Manifold Topological Deep Learning for Biomedical Data
Xiang Liu, Zhe Su, Yongyi Shi, Yiying Tong, Ge Wang, Guo-Wei Wei
TL;DR
MTDL tackles the challenge of applying topological deep learning to differentiable manifolds by representing images as discrete manifolds with vector fields and performing a topology-preserving Hodge decomposition. The key idea is to decompose a vector field on a manifold into curl-free, divergence-free, and harmonic components, concatenate these components into a multi-channel input, and process it with a Transformer-augmented CNN. On the MedMNIST v2 biomedical image benchmark, MTDL achieves superior AUC and ACC across 2D and 3D datasets while using a lightweight parameter count, and demonstrates robustness across modalities, scales, and task types. The work highlights the practical potential of integrating differential topology with deep learning for medical image analysis and points to future extensions such as richer decompositions and attention-based long-range inference.
Abstract
Recently, topological deep learning (TDL), which integrates algebraic topology with deep neural networks, has achieved tremendous success in processing point-cloud data, emerging as a promising paradigm in data science.
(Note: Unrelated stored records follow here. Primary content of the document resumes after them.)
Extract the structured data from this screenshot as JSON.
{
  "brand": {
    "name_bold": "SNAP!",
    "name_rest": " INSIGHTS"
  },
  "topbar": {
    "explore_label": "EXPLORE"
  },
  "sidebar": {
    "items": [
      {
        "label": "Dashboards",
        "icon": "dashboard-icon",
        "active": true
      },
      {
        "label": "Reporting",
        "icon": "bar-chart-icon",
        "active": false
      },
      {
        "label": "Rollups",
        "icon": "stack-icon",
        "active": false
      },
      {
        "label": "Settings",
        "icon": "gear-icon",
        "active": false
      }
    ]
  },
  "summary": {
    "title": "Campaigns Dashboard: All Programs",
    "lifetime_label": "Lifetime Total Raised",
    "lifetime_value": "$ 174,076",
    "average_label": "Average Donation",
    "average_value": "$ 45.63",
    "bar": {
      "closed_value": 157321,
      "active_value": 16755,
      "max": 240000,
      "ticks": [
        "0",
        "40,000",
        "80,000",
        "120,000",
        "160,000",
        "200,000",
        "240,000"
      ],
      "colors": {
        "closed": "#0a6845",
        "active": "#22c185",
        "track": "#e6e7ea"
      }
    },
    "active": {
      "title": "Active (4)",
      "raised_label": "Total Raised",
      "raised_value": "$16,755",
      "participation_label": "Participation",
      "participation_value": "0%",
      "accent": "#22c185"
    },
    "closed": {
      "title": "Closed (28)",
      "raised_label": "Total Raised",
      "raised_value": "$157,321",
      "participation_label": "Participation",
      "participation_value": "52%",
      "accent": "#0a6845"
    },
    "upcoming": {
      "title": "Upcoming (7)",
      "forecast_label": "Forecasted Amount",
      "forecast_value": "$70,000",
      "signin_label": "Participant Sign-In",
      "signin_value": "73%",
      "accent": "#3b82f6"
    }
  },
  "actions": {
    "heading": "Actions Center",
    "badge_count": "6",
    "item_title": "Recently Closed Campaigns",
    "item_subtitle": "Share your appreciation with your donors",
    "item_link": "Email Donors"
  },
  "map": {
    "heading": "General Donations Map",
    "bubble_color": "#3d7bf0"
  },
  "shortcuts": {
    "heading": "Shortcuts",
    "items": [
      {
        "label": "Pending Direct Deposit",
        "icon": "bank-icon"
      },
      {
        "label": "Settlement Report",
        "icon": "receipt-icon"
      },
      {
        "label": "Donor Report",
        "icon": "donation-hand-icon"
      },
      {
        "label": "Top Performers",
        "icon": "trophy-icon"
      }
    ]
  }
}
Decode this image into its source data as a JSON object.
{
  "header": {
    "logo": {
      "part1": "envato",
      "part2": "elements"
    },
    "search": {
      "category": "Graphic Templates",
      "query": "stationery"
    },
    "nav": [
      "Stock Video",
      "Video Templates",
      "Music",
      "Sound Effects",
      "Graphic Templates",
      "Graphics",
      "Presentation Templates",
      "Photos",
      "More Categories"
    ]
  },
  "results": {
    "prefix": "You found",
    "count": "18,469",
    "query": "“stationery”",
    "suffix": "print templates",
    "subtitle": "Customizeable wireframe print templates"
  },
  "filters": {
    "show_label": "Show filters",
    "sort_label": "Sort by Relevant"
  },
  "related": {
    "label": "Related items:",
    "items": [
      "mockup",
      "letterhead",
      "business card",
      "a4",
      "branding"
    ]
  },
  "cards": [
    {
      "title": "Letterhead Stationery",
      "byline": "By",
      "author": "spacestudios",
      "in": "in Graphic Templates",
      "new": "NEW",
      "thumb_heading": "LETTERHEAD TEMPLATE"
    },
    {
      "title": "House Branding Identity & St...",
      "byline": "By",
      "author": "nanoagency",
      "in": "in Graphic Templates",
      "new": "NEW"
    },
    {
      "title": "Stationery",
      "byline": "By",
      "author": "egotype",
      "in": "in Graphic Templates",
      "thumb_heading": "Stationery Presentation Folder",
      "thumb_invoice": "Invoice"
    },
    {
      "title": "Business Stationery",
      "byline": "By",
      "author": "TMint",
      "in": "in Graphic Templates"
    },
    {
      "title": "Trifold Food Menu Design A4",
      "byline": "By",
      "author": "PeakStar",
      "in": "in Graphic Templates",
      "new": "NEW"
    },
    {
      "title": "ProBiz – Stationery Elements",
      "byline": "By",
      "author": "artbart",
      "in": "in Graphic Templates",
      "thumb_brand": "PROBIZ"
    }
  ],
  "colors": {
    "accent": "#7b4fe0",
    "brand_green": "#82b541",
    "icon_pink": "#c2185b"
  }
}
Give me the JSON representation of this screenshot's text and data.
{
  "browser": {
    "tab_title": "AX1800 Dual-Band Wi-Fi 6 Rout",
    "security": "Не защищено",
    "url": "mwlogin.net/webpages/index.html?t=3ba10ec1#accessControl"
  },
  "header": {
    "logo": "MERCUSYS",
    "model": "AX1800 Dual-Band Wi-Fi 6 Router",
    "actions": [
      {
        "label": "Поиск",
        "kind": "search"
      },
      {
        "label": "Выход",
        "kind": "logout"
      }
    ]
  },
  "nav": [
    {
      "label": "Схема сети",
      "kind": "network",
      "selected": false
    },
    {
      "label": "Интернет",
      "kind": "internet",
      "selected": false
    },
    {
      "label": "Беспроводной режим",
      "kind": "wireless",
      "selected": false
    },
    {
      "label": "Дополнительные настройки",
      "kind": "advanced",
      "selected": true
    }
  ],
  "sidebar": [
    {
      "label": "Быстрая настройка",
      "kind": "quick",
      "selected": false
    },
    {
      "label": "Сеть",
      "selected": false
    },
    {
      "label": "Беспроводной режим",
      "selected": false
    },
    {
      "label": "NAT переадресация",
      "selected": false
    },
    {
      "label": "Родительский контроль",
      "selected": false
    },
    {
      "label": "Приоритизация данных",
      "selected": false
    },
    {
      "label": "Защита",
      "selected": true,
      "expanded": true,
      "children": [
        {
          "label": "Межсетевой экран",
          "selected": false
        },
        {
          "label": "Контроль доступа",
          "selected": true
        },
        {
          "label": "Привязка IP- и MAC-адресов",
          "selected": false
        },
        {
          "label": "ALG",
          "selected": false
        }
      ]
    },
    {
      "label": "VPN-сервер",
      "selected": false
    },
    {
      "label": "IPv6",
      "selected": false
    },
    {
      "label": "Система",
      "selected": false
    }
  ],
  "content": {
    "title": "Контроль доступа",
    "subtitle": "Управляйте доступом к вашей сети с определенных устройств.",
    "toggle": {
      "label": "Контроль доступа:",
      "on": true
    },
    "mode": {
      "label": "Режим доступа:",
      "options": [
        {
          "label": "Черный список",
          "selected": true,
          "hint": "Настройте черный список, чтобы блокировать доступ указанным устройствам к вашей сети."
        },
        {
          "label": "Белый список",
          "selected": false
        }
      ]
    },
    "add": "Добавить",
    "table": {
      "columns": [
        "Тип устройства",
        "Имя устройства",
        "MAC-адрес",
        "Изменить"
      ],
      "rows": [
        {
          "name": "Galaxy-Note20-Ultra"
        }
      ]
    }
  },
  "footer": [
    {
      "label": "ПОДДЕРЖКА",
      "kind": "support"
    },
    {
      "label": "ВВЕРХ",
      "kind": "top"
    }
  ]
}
However, TDL has not been developed for data on differentiable manifolds, including images, due to the challenges posed by differential topology. We address this challenge by introducing manifold topological deep learning (MTDL) for the first time. To highlight the power of Hodge theory rooted in differential topology, we consider a simple convolutional neural network (CNN) in MTDL. In this novel framework, original images are represented as smooth manifolds with vector fields that are decomposed into three orthogonal components based on Hodge theory. These components are then concatenated to form an input image for the CNN architecture. The performance of MTDL is evaluated using the MedMNIST v2 benchmark database, which comprises 717,287 biomedical images from eleven 2D and six 3D datasets. MTDL significantly outperforms other competing methods, extending TDL to a wide range of data on smooth manifolds.